I do not see one very notable company- Grizzly- seems funny they are not "in the game"

Reactions: Agree 1


----------



## ripjack13 (Apr 2, 2018)

Mike1950 said:


> I do not see one very notable company- Grizzly- seems funny they are not "in the game"



I don't see shop fox either....

Here's more info on the picture also...

https://pressurewashr.com/tool-industry-behemoths/

Reactions: Like 1


----------



## Graybeard (Apr 3, 2018)

That's an interesting piece Marc. How different to buy from Doug Thompson, DWay and Robust to name a few. Most of these big conglomerates are run by white shirts that push computer keys rather than tools. Go to China and get it made as cheaply as possible. Always making the deal, profits before product.

Reactions: Like 2 | Agree 1


----------



## Mike1950 (Apr 3, 2018)

Graybeard said:


> That's an interesting piece Marc. How different to buy from Doug Thompson, DWay and Robust to name a few. Most of these big conglomerates are run by white shirts that push computer keys rather than tools. Go to China and get it made as cheaply as possible. Always making the deal, profits before product.

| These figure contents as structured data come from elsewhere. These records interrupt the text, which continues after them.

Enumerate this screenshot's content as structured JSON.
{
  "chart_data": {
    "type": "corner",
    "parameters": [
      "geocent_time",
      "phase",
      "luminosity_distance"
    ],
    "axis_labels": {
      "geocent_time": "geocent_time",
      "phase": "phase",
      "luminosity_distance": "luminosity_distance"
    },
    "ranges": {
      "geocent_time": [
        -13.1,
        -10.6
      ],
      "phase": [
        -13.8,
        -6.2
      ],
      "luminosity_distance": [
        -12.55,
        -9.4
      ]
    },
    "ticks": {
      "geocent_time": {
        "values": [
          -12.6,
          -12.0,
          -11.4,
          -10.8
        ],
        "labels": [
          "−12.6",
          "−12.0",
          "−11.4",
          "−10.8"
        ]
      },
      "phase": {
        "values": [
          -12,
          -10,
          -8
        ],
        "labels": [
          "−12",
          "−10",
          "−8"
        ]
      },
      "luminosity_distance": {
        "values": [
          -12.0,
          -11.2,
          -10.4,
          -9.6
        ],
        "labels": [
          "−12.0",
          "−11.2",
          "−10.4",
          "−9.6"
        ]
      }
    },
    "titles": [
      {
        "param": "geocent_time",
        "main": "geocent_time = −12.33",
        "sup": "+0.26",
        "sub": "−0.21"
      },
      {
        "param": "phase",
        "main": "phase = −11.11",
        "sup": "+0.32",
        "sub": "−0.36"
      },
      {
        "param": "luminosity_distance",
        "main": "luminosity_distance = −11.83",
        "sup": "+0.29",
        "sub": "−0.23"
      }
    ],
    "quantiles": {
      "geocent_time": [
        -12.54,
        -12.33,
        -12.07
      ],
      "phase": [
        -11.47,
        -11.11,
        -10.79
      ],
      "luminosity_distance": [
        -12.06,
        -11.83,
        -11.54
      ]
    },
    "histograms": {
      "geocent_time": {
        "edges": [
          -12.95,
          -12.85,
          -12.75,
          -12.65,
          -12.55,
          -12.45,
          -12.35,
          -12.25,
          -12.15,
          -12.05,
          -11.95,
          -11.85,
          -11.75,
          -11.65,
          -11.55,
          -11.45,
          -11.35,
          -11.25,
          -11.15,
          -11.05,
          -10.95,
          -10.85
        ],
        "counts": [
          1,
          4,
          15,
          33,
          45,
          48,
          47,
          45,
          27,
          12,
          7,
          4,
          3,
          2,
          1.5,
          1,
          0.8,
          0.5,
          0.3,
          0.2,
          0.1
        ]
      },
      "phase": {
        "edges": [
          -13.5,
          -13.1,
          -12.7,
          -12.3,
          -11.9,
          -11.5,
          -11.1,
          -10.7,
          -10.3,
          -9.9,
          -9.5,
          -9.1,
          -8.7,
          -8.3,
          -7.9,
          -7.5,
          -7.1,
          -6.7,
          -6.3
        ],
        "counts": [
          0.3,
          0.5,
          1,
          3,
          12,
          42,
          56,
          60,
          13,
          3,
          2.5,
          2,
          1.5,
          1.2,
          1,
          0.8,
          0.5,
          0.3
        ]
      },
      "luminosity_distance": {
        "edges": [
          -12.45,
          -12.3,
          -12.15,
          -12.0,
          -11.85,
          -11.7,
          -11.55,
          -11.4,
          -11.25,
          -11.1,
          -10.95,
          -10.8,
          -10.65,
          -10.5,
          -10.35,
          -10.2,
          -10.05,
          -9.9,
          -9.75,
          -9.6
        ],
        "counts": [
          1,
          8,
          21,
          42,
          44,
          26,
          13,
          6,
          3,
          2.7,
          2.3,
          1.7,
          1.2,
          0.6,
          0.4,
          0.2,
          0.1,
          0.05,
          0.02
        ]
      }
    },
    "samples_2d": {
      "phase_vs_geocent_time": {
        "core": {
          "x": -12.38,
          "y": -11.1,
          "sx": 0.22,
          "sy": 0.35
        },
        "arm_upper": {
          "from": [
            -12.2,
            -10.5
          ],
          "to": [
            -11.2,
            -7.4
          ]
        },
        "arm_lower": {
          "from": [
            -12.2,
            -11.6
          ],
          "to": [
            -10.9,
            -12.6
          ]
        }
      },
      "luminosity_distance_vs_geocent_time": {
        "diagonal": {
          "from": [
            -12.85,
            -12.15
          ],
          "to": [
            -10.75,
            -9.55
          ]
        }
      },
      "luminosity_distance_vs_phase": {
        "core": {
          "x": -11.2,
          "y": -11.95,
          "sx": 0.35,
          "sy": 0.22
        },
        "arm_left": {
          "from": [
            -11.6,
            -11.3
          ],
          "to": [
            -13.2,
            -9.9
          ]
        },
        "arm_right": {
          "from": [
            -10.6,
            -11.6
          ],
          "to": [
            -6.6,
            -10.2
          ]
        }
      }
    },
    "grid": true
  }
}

we created the monster by buying from them. then again look at price of 1955 20 inch powermatic planer vs 55 wages and do the same today. the answer is right there.


----------



## rocky1 (Apr 3, 2018)

Definitely interesting!!


----------



## cgseymour (Apr 29, 2018)

Real eye opener. What would be really interesting would be to see the source/ factories for the tools and see how many come from same place. 

Thank you for posting


----------